ClassModel matchAndTransform(ClassModel classModel) {
    var modifiedClassModel = new AtomicBoolean();
    // Transform the class model
    byte[] newBytes = cm.transform(ClassTransform.transformingMethods((methodBuilder, me) -> {
        if (me instanceof CodeModel codeModel) {
            boolean m = matchAndTransform(methodBuilder, codeModel);
            modifiedClassModel.compareAndSet(false, m);
        } else {
            methodBuilder.accept(me);
        }
    }));
    return modifiedClassModel.get() ? Classfile.parse(newBytes) : null;
}

boolean matchAndTransform(MethodBuilder methodBuilder, CodeModel codeModel) {
  // Traverse the code model replacing Class::forName invocation instructions
  // with LDC instructions.  Return false if there were no modifications.
  ...
}

All of the complexity is encapsulated in the method matchAndTransform that operates on a CodeModel, which uses the transform method from java.lang.classfile. For each invokestatic instruction in the model the method checks whether the instruction invokes the Class::forName method, and further checks whether the operand on the stack is a constant String value.
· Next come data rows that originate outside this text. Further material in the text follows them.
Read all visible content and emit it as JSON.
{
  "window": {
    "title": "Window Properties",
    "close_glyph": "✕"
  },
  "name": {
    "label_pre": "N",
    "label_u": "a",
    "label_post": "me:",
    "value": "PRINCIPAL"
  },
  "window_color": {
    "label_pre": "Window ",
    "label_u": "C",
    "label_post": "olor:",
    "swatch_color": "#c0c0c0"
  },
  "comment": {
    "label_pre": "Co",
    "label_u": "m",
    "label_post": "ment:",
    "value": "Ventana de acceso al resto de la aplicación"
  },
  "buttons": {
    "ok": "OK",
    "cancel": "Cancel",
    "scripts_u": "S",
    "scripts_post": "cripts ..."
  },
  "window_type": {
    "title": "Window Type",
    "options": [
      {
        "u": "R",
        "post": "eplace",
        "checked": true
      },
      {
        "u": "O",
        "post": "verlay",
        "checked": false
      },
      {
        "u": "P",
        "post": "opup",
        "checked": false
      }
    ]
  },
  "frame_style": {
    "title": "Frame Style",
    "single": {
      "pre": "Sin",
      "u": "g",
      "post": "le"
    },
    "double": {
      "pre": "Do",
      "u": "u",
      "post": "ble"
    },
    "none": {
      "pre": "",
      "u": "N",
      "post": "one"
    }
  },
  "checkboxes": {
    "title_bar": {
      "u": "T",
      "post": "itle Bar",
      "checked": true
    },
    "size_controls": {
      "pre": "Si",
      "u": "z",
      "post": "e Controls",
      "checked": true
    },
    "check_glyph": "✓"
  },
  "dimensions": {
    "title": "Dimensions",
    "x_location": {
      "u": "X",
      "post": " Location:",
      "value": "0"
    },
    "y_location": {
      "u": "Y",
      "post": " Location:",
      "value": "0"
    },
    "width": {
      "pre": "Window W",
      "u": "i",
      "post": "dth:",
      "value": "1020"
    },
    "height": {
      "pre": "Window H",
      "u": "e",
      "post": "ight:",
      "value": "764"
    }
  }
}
If so, the method replaces the invoke instruction with an ldc instruction referencing a class description whose binary name is the String value, and it removes the instructions associated with production of the operand if they do not impact other instructions.

In general this kind of condenser — one that operates on constant values — will benefit from consuming a model produced by another condenser that performs constant folding across the whole application.